I am already out of town by the time I realize what music my sister is playing as she drives me. James Ehnes is performing the final movement of Bach’s Sonata No. 3 in C for Solo Violin and the notes come fast. They tumble and tangle, cascading into breathless arpeggios. Rolling and echoing, distinct and quick, they are like the details of a complex mosaic. I could stare at the details, marvel only at their perfection, and miss the greater masterpiece that they bear witness to. And what a masterpiece! Listening to the intricate arpeggios is like ridding a strong and sensitive stallion up a mountain, or directing a sailboat into crest after crest of wave, water, and wind. This music should peak, I think. There is no way it could reach a pinnacle higher than the one it just reached. But then it does and I am overcome with joy.
I’m simply listening and yet I’m experiencing such pleasure. I am not playing this music, mastering it, coaxing it off the written page and into reality. Nor am I Bach writing this music, taking simple chords, scales, and turning them into something new.
And yet a trace of joy that is chipped from the same vein is witnessed when I am doing my work well. When I am using my skills, my knowledge, my personality, and my abilities to help someone, it is like every string in my instrument is tuned to the perfect pitch, making music. What satisfaction and what pleasure! I experience it too in hobbies; the rare occasions that my film review clicks into place and explains a truth, or when the composition and lighting of my photograph have gathered together to convey a visual idea.

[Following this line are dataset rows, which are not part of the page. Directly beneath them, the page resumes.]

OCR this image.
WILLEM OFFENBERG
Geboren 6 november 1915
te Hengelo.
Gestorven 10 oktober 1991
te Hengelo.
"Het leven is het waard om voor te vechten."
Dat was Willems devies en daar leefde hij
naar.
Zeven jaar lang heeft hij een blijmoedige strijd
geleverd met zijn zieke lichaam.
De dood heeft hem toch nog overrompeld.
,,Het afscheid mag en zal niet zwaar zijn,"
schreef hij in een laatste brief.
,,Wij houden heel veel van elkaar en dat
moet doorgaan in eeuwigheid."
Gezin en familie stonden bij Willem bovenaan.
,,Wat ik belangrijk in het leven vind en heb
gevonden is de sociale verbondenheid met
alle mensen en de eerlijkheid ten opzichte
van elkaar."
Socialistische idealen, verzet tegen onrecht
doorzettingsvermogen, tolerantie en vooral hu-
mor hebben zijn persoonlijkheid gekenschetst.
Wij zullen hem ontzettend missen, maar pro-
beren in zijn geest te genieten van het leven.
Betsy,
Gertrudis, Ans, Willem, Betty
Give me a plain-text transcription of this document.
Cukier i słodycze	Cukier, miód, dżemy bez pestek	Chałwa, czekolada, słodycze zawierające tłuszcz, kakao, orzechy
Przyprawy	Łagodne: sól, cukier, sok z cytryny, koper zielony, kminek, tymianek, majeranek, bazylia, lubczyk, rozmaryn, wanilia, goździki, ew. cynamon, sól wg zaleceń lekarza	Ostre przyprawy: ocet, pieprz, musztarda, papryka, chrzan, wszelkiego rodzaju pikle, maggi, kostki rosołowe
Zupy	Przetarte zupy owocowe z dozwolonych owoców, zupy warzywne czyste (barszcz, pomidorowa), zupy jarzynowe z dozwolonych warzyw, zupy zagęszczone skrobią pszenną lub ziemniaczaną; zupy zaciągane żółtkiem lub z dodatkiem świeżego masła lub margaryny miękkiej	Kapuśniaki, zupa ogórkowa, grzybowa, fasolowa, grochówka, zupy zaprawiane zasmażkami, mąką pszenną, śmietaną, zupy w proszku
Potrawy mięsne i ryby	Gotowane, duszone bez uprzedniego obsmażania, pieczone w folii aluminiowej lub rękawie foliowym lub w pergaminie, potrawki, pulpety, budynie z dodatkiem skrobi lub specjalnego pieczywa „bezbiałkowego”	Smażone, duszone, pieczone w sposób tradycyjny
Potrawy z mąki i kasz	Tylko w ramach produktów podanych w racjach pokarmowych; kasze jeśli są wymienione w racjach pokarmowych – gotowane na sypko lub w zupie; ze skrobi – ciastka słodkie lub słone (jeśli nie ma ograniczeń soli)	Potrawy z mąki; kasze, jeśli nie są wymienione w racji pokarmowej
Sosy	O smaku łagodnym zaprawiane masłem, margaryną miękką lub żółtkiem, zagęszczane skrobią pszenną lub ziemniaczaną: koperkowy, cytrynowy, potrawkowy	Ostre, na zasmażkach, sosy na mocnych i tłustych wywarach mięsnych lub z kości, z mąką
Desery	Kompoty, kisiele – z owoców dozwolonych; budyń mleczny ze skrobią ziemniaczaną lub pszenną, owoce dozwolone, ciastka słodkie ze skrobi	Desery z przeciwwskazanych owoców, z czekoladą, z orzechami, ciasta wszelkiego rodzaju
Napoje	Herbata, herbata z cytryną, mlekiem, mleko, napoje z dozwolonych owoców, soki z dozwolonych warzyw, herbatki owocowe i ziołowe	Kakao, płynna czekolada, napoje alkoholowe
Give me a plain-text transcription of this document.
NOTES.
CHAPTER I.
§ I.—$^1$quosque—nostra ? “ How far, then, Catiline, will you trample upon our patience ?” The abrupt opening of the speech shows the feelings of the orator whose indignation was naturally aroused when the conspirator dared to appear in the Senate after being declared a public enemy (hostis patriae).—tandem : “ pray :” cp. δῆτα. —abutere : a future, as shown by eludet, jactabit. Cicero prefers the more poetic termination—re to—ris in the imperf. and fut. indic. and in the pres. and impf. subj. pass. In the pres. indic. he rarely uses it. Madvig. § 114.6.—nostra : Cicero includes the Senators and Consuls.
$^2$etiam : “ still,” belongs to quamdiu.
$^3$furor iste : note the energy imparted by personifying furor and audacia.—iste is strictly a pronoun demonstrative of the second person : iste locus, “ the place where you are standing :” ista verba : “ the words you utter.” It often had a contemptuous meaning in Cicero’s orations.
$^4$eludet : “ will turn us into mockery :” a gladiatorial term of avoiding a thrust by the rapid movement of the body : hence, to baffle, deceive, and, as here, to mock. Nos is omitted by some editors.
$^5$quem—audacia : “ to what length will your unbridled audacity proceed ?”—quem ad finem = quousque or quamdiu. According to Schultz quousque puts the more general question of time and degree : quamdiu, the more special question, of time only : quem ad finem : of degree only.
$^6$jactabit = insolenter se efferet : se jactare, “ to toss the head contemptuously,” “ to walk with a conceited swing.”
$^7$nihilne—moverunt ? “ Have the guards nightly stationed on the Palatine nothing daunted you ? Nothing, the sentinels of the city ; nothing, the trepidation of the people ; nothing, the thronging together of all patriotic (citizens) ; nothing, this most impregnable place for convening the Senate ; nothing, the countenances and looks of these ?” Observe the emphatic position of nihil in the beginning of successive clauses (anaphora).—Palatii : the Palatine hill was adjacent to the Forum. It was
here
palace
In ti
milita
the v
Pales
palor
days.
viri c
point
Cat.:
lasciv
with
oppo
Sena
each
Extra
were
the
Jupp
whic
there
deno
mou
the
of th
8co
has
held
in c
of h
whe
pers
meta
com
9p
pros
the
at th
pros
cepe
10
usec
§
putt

When I do this I worship; I glorify God to the best of my abilities, using his gifts to their fullness in order to accomplish what he has set before me. As Dorothy Sayers wrote, “Work is not, primarily, a thing one does to live, but the thing one lives to do. It is, or should be, the full expression of the worker’s faculties… the medium in which he offers himself to God.” Or in the more blunt terms of Eric Liddle: “'God made me fast. And when I run, I feel His pleasure.”
But how rare are these moments! So often I come close to that satisfaction, yet miss it, brushing past its greatness instead of meeting it head on. Something gets in the way. Often it is my own inadequacies and my self-centredness. Sometimes it is someone else’s failures. Maybe I get bored, tired or lazy. Oh the frustration of corruptly bearing God’s image amongst his tainted world!
Now think; if work is worship, what than should we expect from our worship in Heaven? What would be possible without the limits of our own finitude, our own and others sinfulness, and the fallenness of our earth? With God Himself before us and in our midst, think of the masterpieces I will photograph, the endless beauty and complexity of the films we will create (and review), the redeemed people we will call our colleagues, and the music that Bach and his friends will compose and perform. All for the pleasure of our King!
For this King is making all things new. And I am called to join him. Until that day when my sinfulness and this world’s fallenness is eradicated, may the hope and reality of his redemption have me return to this fallen ground, spade in hand, tilling for my Master.